Third – build a realistic timeframe. Every buyer has a standard buying cycle. Try to space out campaigns accordingly. If your typical buying cycle takes 9 months, you certainly don’t want to compress 30 emails into a 30 day send period. Patience young grasshopper. Don’t rush into the sale.
Finally, measure. Experiment with the offers you send. Modify subject lines, calls to action, colors, headers, everything. There is always room for improvement. Use testing and experimentation to better nurture your leads.Use drip campaign templates so that changes can be made quickly – midcourse – as you learn new things be ready to adapt your lead nurturing program. Your fine-tuning will eventually drive organic visits – the best source of free marketing leads!
So…what makes a really good lead marketing automation nurture email?
- A visual connection between the information and the design
- Usefulness. The content should serve the needs of the buyer – not your sales people.
- Consistency. Consistency with branding, experience. The email and the website and the app should all look the same.
- Wow factor. If you can surprise or delight (or both) that’s a big plus. Email doesn’t have to be boring.
- All image emails are verboten
Remember, not every lead you generate is “sales ready.” Some people will never buy. You will generate garbage leads. You will also generate good leads. How do you tell the difference?
The lead management process…
- Captures inquiries when they visit your website
- Keeps leads warm until they are ready for sales
- Helps disqualify leads that will never buy with lead scoring
- Passes qualified leads to sales when the prospect needs to take the next step
- Refines the definition of a “good lead.”
So how does lead nurturing help you conduct better lead management?
Lead nurturing helps you automate the task of buildign relationships and engagement. Most web site visits are still gathering information to help make an informed decision. Most are not ready to buy. Your job is educate and be useful. The more useful you can be, the more your prospects will trust you.

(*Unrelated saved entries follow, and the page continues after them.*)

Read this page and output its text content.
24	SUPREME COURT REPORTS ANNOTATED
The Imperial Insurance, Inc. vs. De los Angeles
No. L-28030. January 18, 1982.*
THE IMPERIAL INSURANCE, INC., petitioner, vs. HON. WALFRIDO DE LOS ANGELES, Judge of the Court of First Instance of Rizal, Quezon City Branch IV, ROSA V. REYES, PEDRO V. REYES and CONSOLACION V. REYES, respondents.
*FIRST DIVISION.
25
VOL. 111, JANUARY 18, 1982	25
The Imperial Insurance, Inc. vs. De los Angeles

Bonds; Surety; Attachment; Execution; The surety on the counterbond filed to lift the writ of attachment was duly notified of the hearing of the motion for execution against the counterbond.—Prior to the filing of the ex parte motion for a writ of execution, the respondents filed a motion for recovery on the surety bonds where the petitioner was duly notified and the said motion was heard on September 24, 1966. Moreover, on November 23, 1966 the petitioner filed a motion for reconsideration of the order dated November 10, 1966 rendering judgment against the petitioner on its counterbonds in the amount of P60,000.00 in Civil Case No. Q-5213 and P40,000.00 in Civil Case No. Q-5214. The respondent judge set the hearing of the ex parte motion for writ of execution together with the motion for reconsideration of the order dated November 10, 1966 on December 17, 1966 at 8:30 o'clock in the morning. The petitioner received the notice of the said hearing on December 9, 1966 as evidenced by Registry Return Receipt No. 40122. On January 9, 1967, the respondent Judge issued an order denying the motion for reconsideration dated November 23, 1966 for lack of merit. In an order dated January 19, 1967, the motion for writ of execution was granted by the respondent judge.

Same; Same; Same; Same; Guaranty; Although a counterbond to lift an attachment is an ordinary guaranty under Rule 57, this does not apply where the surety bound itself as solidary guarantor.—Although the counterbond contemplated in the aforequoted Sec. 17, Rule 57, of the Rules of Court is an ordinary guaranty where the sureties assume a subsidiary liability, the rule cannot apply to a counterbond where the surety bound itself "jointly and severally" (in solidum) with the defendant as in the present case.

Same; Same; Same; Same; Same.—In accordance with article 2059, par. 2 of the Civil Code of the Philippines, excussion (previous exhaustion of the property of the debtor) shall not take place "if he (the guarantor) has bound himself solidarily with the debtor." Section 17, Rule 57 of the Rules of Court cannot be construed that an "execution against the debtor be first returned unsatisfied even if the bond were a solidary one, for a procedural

Lead management and nurturing is more than just trying to schedule a follow-up call.
The sales process is complex Use your lead nurturing program to expose potential buyers to different use cases or features that they may not understand. Share important information before they ask for it, you are a thought leader.
Once the buyer is “sales ready” – get out of the way. With lead scoring, you get a clearer picture of buying intent and momentum. Work with your sales team to build an accurate lead score- it will take several iterations before everyone is happy with the result. More than anything, don’t use your lead nurturing programs to try to close too quickly – you will lose the trust of the buyer.